Rich prefers making long-term care a new Medicare benefit, financed with an income tax surcharge. Bill likes the idea of mandatory private insurance along with extra government coverage for those who face truly catastrophic costs. Anne, who has looked at models where individuals pay a big deductible (perhaps $100,000 or more) before government insurance kicks in, concluded that it is difficult to make such a plan work without mandatory insurance.

The problem is that if insurance is voluntary, too few people will buy it. If only those who need it buy, premiums will inevitably rise, making coverage even harder to afford.
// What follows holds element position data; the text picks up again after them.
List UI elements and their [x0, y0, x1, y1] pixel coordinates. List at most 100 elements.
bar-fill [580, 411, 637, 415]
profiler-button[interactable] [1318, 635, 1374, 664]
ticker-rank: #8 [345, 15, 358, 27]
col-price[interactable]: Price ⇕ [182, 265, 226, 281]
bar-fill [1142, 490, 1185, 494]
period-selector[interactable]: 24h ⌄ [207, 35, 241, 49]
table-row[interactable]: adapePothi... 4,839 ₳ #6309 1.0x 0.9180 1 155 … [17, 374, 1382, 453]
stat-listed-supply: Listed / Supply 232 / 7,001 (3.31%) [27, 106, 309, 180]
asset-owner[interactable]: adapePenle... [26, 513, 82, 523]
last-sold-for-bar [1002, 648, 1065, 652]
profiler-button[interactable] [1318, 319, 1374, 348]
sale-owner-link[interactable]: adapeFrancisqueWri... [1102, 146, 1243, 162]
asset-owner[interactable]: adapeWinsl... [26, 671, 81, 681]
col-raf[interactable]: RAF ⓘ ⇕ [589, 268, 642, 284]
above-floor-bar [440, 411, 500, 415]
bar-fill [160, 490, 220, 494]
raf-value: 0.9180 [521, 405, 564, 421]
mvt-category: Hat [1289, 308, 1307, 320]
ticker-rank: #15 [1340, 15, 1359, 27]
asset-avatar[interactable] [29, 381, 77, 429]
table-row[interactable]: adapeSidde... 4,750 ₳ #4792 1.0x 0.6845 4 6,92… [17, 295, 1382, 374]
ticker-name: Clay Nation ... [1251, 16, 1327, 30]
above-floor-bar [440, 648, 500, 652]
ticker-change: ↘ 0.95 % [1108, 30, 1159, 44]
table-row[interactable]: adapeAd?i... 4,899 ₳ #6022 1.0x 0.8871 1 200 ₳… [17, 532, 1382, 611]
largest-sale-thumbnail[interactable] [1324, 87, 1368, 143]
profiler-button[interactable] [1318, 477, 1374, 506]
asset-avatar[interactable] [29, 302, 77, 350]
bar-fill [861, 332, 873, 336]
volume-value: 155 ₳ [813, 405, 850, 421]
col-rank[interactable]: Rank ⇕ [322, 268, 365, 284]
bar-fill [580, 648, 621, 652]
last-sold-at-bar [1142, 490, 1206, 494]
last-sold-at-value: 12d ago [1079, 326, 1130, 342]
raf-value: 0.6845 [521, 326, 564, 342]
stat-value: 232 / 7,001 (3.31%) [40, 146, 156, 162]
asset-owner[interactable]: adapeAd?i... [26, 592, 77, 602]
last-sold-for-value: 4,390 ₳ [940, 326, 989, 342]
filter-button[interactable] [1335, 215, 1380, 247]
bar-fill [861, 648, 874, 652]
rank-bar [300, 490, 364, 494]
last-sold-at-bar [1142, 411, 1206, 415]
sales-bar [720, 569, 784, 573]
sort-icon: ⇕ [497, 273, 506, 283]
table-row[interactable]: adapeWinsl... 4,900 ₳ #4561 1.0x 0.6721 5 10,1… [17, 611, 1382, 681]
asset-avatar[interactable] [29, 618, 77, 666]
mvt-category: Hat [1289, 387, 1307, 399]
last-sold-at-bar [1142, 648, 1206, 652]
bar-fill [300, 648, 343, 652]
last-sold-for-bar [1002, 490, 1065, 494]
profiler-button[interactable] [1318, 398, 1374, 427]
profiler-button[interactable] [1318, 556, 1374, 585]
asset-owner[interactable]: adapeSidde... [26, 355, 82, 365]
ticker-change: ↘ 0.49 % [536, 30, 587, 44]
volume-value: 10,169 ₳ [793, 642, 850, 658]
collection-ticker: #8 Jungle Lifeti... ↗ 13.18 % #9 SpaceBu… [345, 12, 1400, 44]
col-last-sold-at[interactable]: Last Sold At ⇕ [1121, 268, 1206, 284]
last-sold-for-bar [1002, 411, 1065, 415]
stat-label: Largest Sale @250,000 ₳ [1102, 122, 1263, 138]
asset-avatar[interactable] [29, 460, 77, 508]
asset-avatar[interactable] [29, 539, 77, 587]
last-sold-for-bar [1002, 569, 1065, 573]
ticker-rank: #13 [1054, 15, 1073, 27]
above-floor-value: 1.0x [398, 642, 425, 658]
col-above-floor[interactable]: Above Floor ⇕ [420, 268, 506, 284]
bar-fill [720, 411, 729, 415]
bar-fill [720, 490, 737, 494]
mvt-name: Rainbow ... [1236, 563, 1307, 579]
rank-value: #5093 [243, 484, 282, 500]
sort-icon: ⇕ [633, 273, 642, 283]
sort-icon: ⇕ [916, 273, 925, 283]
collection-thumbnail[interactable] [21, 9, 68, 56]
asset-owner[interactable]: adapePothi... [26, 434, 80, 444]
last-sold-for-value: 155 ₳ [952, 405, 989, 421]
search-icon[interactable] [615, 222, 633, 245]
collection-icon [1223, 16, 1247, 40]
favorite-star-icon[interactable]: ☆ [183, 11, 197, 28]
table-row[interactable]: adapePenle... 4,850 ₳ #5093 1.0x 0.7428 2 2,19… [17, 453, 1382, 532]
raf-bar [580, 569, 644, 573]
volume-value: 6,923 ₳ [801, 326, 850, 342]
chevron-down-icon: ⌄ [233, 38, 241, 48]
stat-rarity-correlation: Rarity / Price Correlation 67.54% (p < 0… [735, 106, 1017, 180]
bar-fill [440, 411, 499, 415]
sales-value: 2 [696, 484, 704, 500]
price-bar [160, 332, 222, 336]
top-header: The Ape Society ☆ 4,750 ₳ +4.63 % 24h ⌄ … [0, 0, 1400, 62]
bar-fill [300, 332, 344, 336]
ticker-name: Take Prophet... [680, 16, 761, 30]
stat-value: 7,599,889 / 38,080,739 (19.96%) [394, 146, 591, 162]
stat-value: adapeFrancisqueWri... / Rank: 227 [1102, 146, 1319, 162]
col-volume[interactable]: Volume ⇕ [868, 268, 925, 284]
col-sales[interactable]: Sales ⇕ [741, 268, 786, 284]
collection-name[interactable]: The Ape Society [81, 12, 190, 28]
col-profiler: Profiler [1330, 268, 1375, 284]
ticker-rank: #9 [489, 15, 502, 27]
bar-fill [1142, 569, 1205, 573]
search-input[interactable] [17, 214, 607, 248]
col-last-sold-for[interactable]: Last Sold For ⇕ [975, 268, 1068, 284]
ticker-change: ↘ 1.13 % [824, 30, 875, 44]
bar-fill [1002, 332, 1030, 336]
Unfortunately, at the moment, no mandatory insurance plan is getting attention in Congress. The most dramartic reform, Senator Kennedy’s CLASS Act, would create national long-term care insurance. But participation would be semi-voluntary. People would be automatically enrolled at age 18, but have the option to opt-out of coverage. Nobody knows how many would do so, but several insurance experts say they fear many young people would walk away from this insurance.

In the many interviews I did for my book, Caring for Our Parents, it seemed pretty clear that long-term care insurance, as currently designed, will never cover enough people to become a broad policy solution to the long-term care financing problem. But how far are we willing to go to change things? 

This is an interesting example of  politics trumping economics. Kennedy believes that his opt-out plan is as far as Congress is willing to go, even though his staff is well aware of the problems that come with voluntary insurance. Kennedy is probably right, but an opt-out may result in premiums that are much higher than the $65 per month that he is aiming for.